Now my throat feels contracted. “Not in that way?”
“No, not in that way,” she repeats in a gentle voice, perhaps relieved, too. “You’ve seen it doesn’t work.”
“No… Yes, it does work!” There must be a way to prove it. “I…” I want this love. “And you’ve said it’s like home.”
“I thought it would be. I was… hoping.”
It’s over. No! All I’ve got left is Alison’s amazing voice in my mind. It's alright baby/ it ain't over/ I didn't mean to hurt you/ It was nothing/ I was dreaming/ But I'd rather live believing.
“No!” I’m crying. “The rest of my life!” What shall I do with the rest of my life?
She frowns until she figures out what I’ve meant. “You’ll meet someone else.”
But I can’t help feeling that this was my last chance. The rest of my life stretches ahead of me: years and years to be spent in loneliness. Tonight I’ll cry, all through this winter of war I’ll cry for myself, and perhaps then I’ll be happy that for five months I managed to live believing.
Notes: Alison Moyet was born in 1961, and in her early career she sang in several rock and blues bands, including the Vandals, which was active in Basildon in 1978, when she was known as Alf. After forming Yahoo, she and Vince Clarke achieved instant success with Only You, which they performed on TV, in the Top of the Pops, on the 29th April 1982.
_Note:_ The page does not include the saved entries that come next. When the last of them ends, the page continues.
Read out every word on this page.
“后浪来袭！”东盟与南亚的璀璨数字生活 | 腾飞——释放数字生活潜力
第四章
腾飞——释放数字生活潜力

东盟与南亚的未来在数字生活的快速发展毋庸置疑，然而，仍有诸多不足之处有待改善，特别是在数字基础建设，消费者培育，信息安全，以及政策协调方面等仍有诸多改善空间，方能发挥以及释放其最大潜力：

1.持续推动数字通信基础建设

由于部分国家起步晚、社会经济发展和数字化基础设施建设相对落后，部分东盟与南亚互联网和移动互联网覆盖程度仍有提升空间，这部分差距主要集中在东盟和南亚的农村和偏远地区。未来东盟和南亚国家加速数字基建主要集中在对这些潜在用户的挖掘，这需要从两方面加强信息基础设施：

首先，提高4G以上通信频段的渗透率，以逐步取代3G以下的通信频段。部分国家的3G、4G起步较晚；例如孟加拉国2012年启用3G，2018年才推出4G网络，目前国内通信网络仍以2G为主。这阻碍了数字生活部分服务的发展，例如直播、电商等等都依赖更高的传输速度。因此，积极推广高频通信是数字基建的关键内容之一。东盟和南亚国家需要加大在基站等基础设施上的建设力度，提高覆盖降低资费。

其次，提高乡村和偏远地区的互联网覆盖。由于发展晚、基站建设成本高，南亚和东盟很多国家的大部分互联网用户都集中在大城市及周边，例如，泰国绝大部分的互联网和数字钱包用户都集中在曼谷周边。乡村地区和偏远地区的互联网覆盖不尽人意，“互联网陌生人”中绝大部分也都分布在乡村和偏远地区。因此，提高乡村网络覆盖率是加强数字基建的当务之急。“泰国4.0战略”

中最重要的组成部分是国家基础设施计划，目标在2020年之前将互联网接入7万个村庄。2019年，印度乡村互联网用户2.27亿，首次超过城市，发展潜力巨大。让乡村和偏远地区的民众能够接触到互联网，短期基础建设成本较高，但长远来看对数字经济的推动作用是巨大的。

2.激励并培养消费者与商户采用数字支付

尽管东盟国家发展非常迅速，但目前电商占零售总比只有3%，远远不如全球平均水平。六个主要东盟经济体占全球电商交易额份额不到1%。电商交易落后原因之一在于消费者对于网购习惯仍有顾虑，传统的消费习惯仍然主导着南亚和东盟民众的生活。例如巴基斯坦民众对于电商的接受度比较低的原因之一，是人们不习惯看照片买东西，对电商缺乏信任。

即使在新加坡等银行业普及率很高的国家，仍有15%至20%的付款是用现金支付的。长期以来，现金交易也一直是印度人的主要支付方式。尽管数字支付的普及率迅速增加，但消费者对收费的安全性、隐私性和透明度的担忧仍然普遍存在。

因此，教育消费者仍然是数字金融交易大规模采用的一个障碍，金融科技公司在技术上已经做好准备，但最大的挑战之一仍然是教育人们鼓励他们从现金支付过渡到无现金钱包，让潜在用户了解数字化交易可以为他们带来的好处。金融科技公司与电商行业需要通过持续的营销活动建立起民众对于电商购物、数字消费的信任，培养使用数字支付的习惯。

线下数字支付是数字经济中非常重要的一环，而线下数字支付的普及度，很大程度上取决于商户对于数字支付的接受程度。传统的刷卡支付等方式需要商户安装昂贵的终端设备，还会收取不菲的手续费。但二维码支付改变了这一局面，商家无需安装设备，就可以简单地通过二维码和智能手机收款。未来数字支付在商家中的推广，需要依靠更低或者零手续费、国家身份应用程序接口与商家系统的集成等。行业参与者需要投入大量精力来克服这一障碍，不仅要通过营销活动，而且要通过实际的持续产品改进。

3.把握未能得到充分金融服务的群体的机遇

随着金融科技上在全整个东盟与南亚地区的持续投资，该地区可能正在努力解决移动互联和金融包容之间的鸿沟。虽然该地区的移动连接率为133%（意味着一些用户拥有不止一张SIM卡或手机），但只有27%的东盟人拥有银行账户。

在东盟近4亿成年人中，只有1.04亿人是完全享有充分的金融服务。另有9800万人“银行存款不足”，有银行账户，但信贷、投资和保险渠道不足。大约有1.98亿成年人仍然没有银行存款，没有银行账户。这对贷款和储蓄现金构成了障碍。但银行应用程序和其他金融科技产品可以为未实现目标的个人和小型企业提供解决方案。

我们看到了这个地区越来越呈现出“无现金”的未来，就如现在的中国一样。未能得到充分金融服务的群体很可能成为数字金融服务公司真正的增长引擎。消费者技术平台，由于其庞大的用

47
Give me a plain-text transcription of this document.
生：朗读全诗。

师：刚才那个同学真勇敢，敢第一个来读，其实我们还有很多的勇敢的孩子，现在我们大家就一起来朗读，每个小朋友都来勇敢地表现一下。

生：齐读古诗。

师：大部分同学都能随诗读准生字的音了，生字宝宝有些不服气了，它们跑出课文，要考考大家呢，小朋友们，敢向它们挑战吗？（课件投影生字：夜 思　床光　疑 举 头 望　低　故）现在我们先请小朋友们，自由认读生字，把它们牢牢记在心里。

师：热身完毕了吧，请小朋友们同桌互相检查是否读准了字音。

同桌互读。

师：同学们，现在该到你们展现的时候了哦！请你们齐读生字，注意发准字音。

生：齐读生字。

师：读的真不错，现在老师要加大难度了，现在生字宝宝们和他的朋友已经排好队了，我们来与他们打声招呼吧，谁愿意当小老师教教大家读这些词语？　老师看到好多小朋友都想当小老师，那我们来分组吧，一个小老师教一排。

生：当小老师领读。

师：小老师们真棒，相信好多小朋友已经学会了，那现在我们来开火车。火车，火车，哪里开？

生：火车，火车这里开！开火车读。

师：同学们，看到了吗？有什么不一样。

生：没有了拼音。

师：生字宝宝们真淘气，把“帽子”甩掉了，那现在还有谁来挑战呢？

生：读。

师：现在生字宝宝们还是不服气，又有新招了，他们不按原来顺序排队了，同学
Getting Into Something and Dorothy are tracks on Alison Moyet’s album Essex, which was released in 1994.
When Tomorrow Comes is a song on Revenge (1986) by Eurythmics.
The Little Earthquakes (1992) and Under the Pink (1994) are Tori Amos’s first two albums.
Lebanese singer Fairuz (born in 1934) is admired and influential in the whole Arab world, and known also as the Moon’s Neighbour and Ambassador to the Stars.